David Cronenberg predicted audiences would walk out of Crimes of the Future within the first five minutes of its premiere at the 2022 Cannes Film Festival. This set many to expect that his latest would also be his most egregiously vile. Shockingly, the opening sequence deals less with the grotesque and more with the horrors of humanity. What follows is a noir mystery plot that raises several thought-provoking questions about human evolution but doesn’t answer many of them.
In this world, humans have evolved into their artificial environment. The body is constantly adapting to this new way of life by creating new organs with unforeseen consequences. Saul Tenser (Viggo Mortensen) uses his unique ability as part of an artistic performance with his stage partner Caprice (Lea Seydoux). The implications of the next stage of human evolution capture the attention of government agencies and underground political groups.
As mentioned, anyone going into Crimes expecting a masterclass in body horror will walk away disappointed. Save for one truly revolting fellatio scene, many of the “performance” sequences failed to offer more than an explicit look at organs or slightly modulated human anatomy. However, these sequences are when the movie truly shines. They give the best idea of the type of world this is and the people who inhabit it. They always left me wanting to know more about how this deranged state of human evolution has come to be and where it might be heading. Unfortunately, the film does not offer a lot more.
The rest of the movie plays out like a detective noir as Saul searches for answers about a life-changing new organ system. He shares a hand in all different parties of the mystery, yet we never truly know what his motivations are. While the mystery itself is still compelling, many of the sequences surrounding it are the most disappointing. It’s simply Saul standing in an empty room or alleyway being fed information about the new organ system. For a story that feels heavily inspired by detective noir, there’s hardly any detecting from the main character. In fact, this is when I saw the most walkouts in the movie. Not because it was truly repulsive, but because it wasn’t all that interesting.

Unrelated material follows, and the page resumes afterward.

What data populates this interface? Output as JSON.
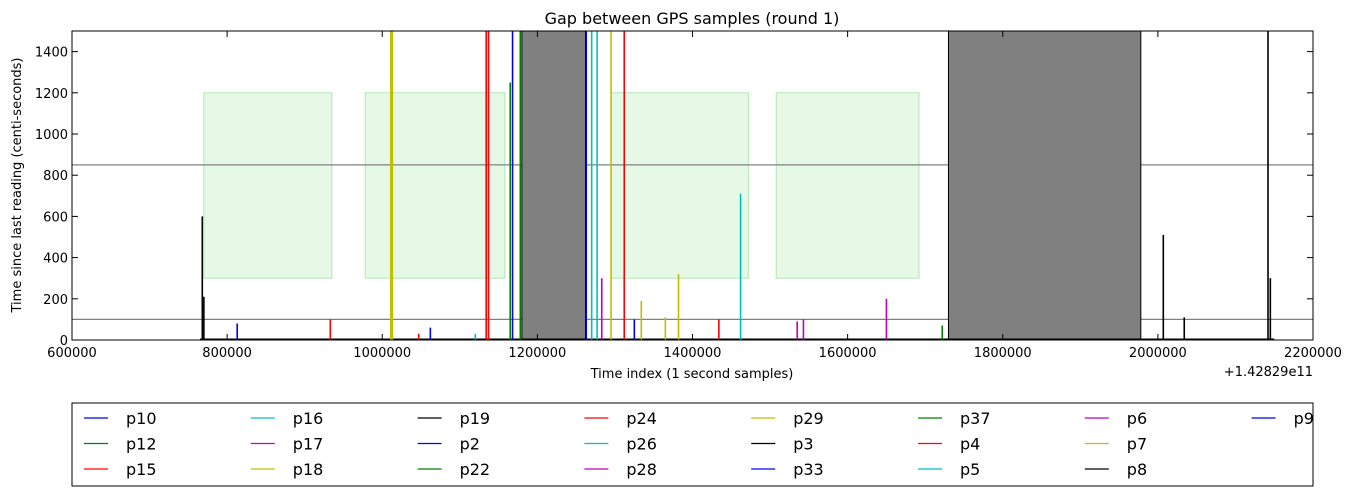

These parts of the film are where one hopes for more world-building. The concept of this dystopian future is so alluring, but we only get to explore it through exposition. While the lack of crowded areas is likely due to COVID restrictions, I never felt like it truly immersed me in its world. What does the average person look like? What jobs do they have? How does the rest of society respond to the new evolutions in the human body?
I will say, I was thoroughly engaged by the ideas raised about art. Art as an inner creation literally manifests in the film. The end result of Saul’s performances is the new organ grown inside him. While Saul chooses to dispose of his inner creations, others protest that he needs to embrace the changes in his body. It left me questioning whether art derived from trauma is a noble endeavor or a dangerous obsession.
While on the topic of art, the set and prop design are truly eerie. Surgical tools and body rigs take on skeletal shapes reminiscent of Alien. Even a chair meant to ease human digestion only could only have come from the mind of Cronenberg. Unfortunately, other ideas introduced in the film aren’t quite as satisfying to reflect on. The central theme revolves around human civilization’s ability to use our destruction of the world to our favor instead of fighting a losing battle. That’s a very interesting idea considering our current global waste issues and our inability to proactively stop it.
But right when the film tackles this issue head-on, it just… ends. I was fully engaged with the film up to this point and expected a satisfying culmination of its ideas and plot threads. Clocking in at 107 minutes, there easily could have been an extra 20-30 tying up loose ends. The film is meant to leave you asking those questions for yourself. However, I couldn’t help but feel slightly disappointed when the credits rolled.
All this might be very satisfying for a long-time Cronenberg fan. But those who read clickbait headlines about how repulsive Crimes of the Future is will need to temper their expectations. The end result is a sci-fi premise sure to keep your head spinning for days but with an execution that sadly doesn’t do it justice. – Caleb Sadd
Crimes of the Future will release in theaters on June 3, 2022.